Estimation of railway vehicle response for track geometry evaluation using branch Fourier neural operator

Abstract: In railway transportation, the evaluation of track geometry is an indispensable requirement to ensure the safety and comfort of railway vehicles. A promising approach is to directly use vehicle dynamic responses to assess the impact of track geometry defects. However, the computational cost of obtaining the dynamic response of the vehicle body using dynamics simulation methods is large. Thus, it is important to obtain the dynamic response of the vehicle-track coupled system efficiently and accurately. In this work, a branch Fourier neural operator (BFNO) model is proposed to obtain the dynamic response of the vehicle-track coupled system. The model takes into account the nonlinear relationship of the vehicle-track coupled system and realizes the fast and accurate estimation of the system dynamic response. The relative loss (rLSE) of BFNO model is 2.04%, which is reduced by 64%, compared with the traditional neural network (CNN-GRU).

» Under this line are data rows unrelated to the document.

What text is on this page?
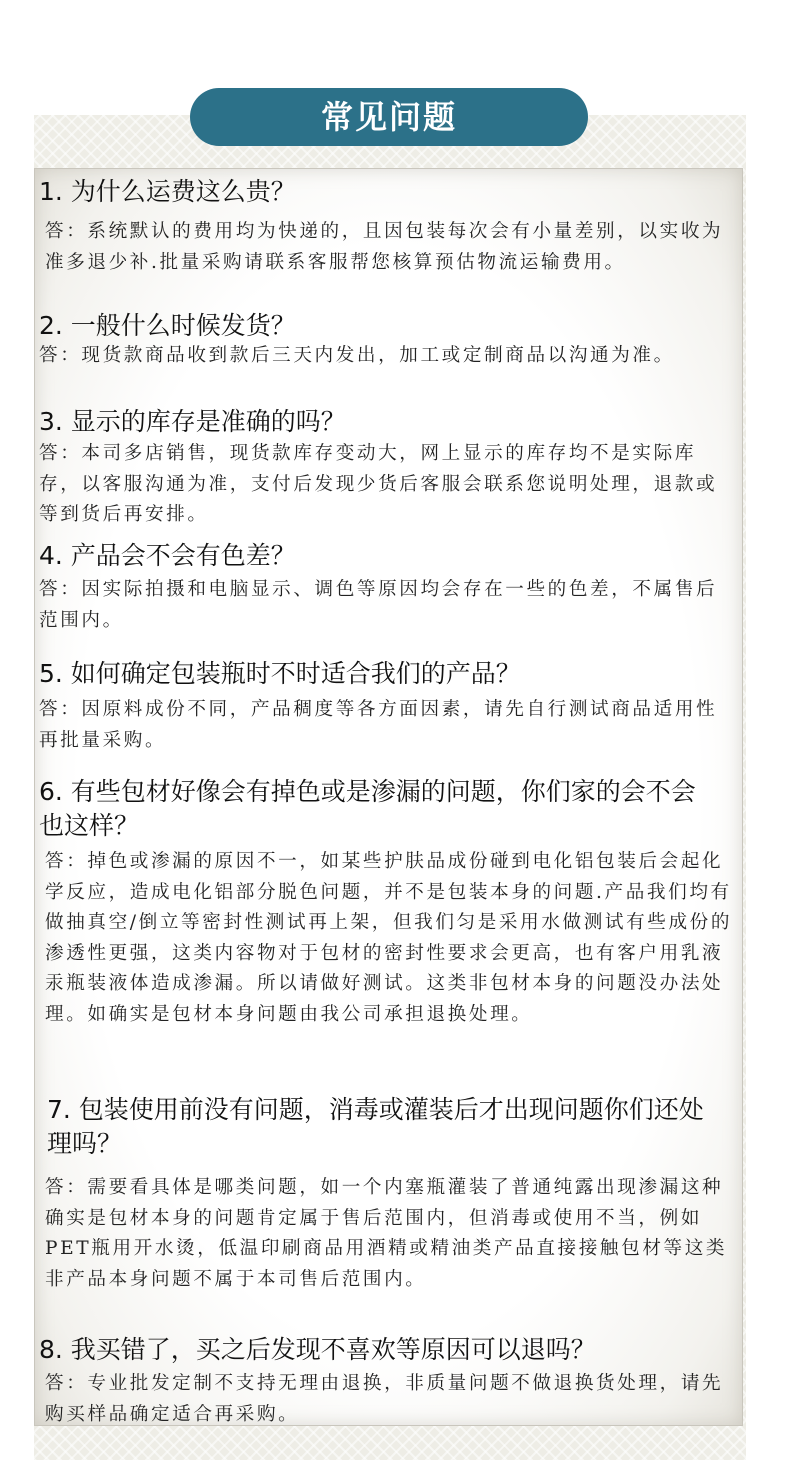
常见问题
1. 为什么运费这么贵？
答：系统默认的费用均为快递的，且因包装每次会有小量差别，以实收为准多退少补.批量采购请联系客服帮您核算预估物流运输费用。
2. 一般什么时候发货？
答：现货款商品收到款后三天内发出，加工或定制商品以沟通为准。
3. 显示的库存是准确的吗？
答：本司多店销售，现货款库存变动大，网上显示的库存均不是实际库存，以客服沟通为准，支付后发现少货后客服会联系您说明处理，退款或等到货后再安排。
4. 产品会不会有色差？
答：因实际拍摄和电脑显示、调色等原因均会存在一些的色差，不属售后范围内。
5. 如何确定包装瓶时不时适合我们的产品？
答：因原料成份不同，产品稠度等各方面因素，请先自行测试商品适用性再批量采购。
6. 有些包材好像会有掉色或是渗漏的问题，你们家的会不会也这样？
答：掉色或渗漏的原因不一，如某些护肤品成份碰到电化铝包装后会起化学反应，造成电化铝部分脱色问题，并不是包装本身的问题.产品我们均有做抽真空/倒立等密封性测试再上架，但我们匀是采用水做测试有些成份的渗透性更强，这类内容物对于包材的密封性要求会更高，也有客户用乳液汞瓶装液体造成渗漏。所以请做好测试。这类非包材本身的问题没办法处理。如确实是包材本身问题由我公司承担退换处理。
7. 包装使用前没有问题，消毒或灌装后才出现问题你们还处理吗？
答：需要看具体是哪类问题，如一个内塞瓶灌装了普通纯露出现渗漏这种确实是包材本身的问题肯定属于售后范围内，但消毒或使用不当，例如PET瓶用开水烫，低温印刷商品用酒精或精油类产品直接接触包材等这类非产品本身问题不属于本司售后范围内。
8. 我买错了，买之后发现不喜欢等原因可以退吗？
答：专业批发定制不支持无理由退换，非质量问题不做退换货处理，请先购买样品确定适合再采购。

In the frequency domain, BFNO model achieves the effective estimation of the dynamic response of the system within the primary frequency range. Compared with the existing methods, our proposed model can make predictions at unseen time steps, enabling predictions from low to high time resolutions. Meanwhile, our proposed model is superior to commercial software in terms of efficiency. In the evaluation of track geometry, users can use pre-trained BFNO to obtain the dynamic response with almost no computational cost.